5.4 Estrutura das estrelas estranhas
5.4.2 Glitches
Uma eventual crosta de matéria nuclear faria com que parte do momento de inércia da estrela de quarks seria carregada por essa mesma crosta. À vista disso, tensões entre a crosta nuclear e o núcleo de matéria estranha da estrela poderiam provocar “terremotos” dessas estruturas ou até mesmo fazendo pequena parte da crosta se juntar ao núcleo, transformando- se em matéria estranha. Esta reconfiguração alteraria de modo repentino o momento de inércia da estrela estranha. Tal súbita mudança poderia finalmente promover um pequeno aumento da frequência angular, o que consiste num glitch. A figura 5.4 mostra a fração do momento de inércia carregado pela crosta.

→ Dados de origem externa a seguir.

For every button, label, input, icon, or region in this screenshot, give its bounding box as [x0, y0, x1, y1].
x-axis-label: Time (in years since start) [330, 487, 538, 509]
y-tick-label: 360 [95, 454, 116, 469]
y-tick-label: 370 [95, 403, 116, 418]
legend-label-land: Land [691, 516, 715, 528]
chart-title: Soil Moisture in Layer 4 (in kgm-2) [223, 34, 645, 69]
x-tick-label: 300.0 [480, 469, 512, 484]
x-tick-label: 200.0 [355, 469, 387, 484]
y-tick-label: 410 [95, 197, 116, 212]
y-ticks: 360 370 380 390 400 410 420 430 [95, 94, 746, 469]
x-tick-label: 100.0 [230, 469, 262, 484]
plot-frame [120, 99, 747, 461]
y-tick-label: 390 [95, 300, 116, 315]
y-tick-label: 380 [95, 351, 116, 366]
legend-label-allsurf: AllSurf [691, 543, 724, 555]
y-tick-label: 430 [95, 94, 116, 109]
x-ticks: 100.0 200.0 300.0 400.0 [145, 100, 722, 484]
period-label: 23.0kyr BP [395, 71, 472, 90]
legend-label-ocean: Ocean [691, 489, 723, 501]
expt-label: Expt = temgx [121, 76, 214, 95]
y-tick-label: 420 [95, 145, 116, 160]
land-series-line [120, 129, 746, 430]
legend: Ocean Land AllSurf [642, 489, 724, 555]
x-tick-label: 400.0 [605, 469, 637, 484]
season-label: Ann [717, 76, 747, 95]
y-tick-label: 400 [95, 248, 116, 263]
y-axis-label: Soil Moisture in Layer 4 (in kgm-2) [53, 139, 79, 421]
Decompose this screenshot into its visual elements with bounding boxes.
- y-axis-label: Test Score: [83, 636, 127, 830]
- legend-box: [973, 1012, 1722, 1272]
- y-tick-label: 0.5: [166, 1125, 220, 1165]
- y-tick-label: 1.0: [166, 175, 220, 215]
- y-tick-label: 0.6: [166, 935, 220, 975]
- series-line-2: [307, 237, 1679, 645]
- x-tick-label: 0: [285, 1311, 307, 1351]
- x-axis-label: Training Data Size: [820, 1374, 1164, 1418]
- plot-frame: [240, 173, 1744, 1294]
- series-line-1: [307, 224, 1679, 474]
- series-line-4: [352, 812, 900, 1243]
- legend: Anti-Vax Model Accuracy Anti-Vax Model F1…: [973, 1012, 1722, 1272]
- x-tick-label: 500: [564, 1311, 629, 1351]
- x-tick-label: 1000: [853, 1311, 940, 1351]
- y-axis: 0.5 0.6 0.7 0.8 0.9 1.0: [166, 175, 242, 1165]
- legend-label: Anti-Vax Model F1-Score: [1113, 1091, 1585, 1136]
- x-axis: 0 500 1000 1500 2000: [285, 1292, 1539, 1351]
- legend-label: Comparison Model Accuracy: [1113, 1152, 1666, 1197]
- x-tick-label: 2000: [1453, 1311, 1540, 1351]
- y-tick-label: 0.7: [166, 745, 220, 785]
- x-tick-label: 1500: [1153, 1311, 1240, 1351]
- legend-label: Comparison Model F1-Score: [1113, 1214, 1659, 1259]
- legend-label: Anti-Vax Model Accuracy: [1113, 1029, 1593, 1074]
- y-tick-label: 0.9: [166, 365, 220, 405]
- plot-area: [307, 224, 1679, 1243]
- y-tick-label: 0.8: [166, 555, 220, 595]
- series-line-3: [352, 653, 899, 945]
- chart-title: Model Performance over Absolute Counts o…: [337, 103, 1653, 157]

Fonte: Glendenning, Compact Stars, p.431
Figura 5.4 – Fração do momento de inércia carregado pela crosta nuclear numa estrela estranha girante com várias velocidades angulares. Assume-se uma constante de bolsa 𝐵1/4= 160𝑀𝑒𝑉.
Observa-se na figura 5.4 que a fração do momento de inércia da crosta com relação ao da estrela varia entre 10−3, para as estrelas mais leves, e 10−5, para as de maior massa.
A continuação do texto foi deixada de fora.